There’s good news and bad news for Nicki Minaj regarding the immediate impact that two recent controversies have had on her career. Neither a harassment lawsuit filed against Minaj and her husband Kenneth Petty in August, nor her days-long Twitter ruckus of covid vaccine misinformation regarding her cousin’s friend’s swollen balls earlier this month (perhaps the latter was an intentional distraction from the former), seem to have impacted her music’s streaming popularity. Nicki Minaj, effectively, remains uncanceled.

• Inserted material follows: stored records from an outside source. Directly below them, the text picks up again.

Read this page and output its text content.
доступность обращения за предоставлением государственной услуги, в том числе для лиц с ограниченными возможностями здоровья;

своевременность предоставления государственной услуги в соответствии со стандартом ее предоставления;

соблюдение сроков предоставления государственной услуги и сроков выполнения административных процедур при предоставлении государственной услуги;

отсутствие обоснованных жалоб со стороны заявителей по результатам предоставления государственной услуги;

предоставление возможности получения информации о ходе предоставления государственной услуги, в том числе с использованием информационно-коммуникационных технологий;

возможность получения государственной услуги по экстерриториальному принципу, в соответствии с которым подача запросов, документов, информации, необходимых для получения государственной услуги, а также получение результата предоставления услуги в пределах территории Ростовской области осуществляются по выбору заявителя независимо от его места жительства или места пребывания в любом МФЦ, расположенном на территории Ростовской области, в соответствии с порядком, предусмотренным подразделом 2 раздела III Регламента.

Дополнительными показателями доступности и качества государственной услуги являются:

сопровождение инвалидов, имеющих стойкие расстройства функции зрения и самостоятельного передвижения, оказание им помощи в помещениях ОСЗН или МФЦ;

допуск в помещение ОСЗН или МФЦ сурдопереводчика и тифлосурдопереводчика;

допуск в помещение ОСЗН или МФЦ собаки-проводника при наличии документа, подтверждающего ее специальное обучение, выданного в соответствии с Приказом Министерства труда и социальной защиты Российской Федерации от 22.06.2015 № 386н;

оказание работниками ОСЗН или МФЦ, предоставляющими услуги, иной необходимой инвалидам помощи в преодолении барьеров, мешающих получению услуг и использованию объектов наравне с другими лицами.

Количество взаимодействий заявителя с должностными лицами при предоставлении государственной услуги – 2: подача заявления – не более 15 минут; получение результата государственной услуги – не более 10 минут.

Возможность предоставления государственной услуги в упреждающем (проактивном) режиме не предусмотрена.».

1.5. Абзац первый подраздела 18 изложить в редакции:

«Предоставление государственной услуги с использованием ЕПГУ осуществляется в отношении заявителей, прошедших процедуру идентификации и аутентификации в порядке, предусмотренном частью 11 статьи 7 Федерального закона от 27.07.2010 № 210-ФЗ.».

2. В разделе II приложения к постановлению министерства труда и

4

However, the publicity did not appear to help Minaj’s numbers, a la R. Kelly’s in the wake of the broadcast of the first season of Surviving R. Kelly in 2019, and then again after his explosive interview with Gayle King a few months later. Kelly’s streams spiked considerably after those broadcasts—by more than double after the Surviving R. Kelly premiere. Despite the considerable publicity of Minaj’s vaxx flap (including in outlets whose demographic extends beyond hers, like Fox News), her profiting trended slightly downward.
According to U.S. streaming data provided to Jezebel by MRC Data, which tracks both audio and video streams, the day the story about Jennifer Hough’s harassment lawsuit broke (August 13) saw Minaj’s streams rise, but only slightly (4,321,000 vs. 4,087,000 the day before). Meanwhile, between September 13, the first day of Minaj’s vaccine-tweeting marathon, and September 23 (the date for which the most current data is available to us), Minaj’s music averaged 3,623,545 streams per day, only about 100,000 less than her average streams from July 30 to September 23 (3,766,375). The overall slight downward may have to do with Minaj not having released any new music in the timeframe this data represents.
What’s useful about streaming data is that it potentially reflects the will of music consumers more accurately than, say, airplay, which is programmed. A number of artists, as detailed in the 2019 piece linked to above examining streaming trends “canceled” musicians, have seemed to benefit from scandal, which affirms the notion of all press being good press and softens the threat of “cancel culture,” at least in the short term. News coverage puts artists in front of people, stoking curiosity or reminding them of old favs, irrespective of the tone and content of such coverage. There are also fans who, in the wake of allegations against a cherished artist, lean into supporting them (see: the people outside of the Brooklyn federal court where R. Kelly was convicted of racketeering and sex trafficking screaming while bumping his songs). Controversial figures are lightning rods. Longterm impact on Minaj’s career clearly has yet to be determined. The outcome of Hough’s against Minaj and Petty may affect that, but don’t be the least surprised if it doesn’t.